High growth gas producer Senex Energy (ASX:SXY) today announced that its major investment Project Atlas is now operational, after first lease was granted in March 2018. 

Senex partnered with major energy infrastructure provider Jemena to build, own and operate a 15 petajoule per annum (40 TJ/day) gas processing facility. Natural gas from Project Atlas will supply major Queensland manufacturers including CSR, Orora and O-I.

Since July 2017, Senex has ramped up gas production significantly in its Roma North fields and has cumulatively produced 2.5 petajoules of gas, reaching 8 terajoules per day at the end of FY19.

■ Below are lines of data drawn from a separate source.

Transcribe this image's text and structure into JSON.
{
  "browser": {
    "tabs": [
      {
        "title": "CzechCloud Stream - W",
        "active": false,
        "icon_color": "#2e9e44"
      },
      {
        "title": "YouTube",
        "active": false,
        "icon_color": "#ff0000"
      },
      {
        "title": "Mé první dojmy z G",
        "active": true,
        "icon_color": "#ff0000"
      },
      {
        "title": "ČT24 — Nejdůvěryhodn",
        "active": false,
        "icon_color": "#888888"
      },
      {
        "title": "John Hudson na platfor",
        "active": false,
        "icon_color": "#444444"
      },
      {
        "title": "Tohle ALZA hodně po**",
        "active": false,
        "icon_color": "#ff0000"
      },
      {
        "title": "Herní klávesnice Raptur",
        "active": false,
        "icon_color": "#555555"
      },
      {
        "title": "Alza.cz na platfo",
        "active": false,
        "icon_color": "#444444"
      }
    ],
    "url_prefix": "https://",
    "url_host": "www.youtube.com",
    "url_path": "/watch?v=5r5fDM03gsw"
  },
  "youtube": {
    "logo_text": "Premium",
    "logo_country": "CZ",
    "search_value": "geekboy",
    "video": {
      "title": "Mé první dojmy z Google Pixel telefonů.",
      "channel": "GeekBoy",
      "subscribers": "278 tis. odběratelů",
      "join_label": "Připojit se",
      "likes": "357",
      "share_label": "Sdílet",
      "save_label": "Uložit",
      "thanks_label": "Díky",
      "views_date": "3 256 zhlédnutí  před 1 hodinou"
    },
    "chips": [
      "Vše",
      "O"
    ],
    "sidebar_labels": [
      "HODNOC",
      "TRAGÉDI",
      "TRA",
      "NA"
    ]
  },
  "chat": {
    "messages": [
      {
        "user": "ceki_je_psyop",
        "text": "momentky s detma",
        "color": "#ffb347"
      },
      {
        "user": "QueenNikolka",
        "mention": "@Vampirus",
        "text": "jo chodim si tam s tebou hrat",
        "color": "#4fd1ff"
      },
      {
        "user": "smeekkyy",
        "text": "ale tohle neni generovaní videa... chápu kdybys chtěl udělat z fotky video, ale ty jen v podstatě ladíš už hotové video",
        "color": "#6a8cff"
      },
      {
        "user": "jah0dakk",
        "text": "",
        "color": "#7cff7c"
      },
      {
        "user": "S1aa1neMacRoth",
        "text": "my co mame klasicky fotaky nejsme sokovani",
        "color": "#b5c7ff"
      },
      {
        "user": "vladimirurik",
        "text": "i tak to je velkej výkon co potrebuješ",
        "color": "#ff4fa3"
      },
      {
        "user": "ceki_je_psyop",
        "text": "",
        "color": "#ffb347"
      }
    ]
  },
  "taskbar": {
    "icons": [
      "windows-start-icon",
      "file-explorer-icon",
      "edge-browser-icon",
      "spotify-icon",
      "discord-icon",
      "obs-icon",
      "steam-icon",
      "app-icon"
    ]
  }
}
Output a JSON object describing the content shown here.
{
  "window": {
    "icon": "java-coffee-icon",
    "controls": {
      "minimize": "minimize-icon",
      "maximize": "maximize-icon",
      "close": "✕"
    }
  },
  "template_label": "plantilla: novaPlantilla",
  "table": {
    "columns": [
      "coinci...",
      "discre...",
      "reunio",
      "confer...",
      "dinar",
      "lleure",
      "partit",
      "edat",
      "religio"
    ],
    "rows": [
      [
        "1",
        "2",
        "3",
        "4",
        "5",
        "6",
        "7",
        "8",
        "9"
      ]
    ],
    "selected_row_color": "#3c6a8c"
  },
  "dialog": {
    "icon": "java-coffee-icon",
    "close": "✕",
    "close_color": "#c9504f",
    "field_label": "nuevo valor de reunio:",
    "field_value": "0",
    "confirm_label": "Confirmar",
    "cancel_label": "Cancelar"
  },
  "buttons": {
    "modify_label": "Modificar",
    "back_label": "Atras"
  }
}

With the addition of gas from the Project Atlas site, management’s target of delivering a Surat Basin gas production rate of 18 petajoules per annum by the end of FY21 seems achievable – and signifies immense growth in the top line. As with many mining and energy businesses, however, costs must be watched with a hawks eye. Cash presently sits at $12.7 million, although it would appear the majority of high CapEx new projects have passed.

Is Senex a buy?

After increasing revenues 34% to $94.1 million and operating cash flows from $5.3 million to $44.5 million in FY19, it would seem the current market cap of $516.9 million is still pricing in a lot of further growth. 

Senex, like many other energy and mining companies is not a widely held position on Strawman, sitting at #140 in the company rankings. This may be for good reason, as this industry typically requires very high upfront costs, involves significant execution risks and margins are at the mercy of commodity pricing.

However, with many of the early stage hurdles now cleared, it could be worth a closer look.